The women told a pal they appeared on the show hoping to change the self-help guru’s philosophy that being fat is a psychological flaw that can be overcome through willpower.

But once on the show, “the rose-colored glasses through which we’d seen Dr. Phil shattered,” Sally claimed.

Maryanne and Sally were never identified by their last names on-camera, and viewers were never told of their credentials as advocates for the obese. Instead of having a serious discussion with two experts, Dr. Phil labeled the women militants and made fun of them at every turn, they said.

To add insult to injury, producers telephoned the furious women weeks after the show aired and asked them to make a return appearance because the first show had gotten such huge ratings.

“When Maryanne was first approached to be a guest on ‘Dr. Phil,’ producers led her to believe she would be treated as an equal,” a friend of the NAAFA administrator told The ENQUIRER.

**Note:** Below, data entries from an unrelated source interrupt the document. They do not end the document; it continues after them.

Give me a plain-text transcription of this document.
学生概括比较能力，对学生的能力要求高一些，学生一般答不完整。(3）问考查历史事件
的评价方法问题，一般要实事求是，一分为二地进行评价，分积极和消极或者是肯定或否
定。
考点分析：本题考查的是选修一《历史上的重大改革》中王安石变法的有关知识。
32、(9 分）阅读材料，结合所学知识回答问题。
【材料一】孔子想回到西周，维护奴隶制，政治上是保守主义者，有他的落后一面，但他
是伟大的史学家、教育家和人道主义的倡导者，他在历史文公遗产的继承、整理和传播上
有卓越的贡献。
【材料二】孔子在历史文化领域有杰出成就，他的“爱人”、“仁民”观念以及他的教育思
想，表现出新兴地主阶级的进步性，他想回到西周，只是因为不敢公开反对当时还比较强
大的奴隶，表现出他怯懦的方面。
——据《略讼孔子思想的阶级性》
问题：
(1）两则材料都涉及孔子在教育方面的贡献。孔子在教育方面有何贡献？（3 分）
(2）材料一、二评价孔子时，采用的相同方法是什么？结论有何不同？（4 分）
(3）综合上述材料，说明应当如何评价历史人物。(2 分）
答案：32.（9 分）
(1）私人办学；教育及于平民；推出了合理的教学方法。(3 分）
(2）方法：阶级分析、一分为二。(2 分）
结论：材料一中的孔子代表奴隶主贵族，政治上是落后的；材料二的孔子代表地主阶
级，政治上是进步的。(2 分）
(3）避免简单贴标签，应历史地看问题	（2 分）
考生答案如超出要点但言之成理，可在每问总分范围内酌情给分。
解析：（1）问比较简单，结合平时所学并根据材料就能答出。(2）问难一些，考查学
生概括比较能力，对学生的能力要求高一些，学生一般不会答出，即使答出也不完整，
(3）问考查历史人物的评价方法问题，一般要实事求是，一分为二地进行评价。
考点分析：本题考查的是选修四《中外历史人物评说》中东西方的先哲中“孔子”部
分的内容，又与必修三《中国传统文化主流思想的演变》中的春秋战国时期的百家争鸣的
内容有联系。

“They assured her it would be a friendly forum where she could express her ideas without being dragged over the coals. So Maryanne and Sally went on ‘Dr. Phil’ with an uplifting message for people everywhere, especially fat people who are constantly tortured by the way they look.”

But instead of treating the women with respect, Dr. Phil portrayed them as victims, the friend said.

“The only thing they’re victims of is Dr. Phil’s cruel ambush,” the source said.

Dr. Phil did not respond to The ENQUIRER’s request for comment.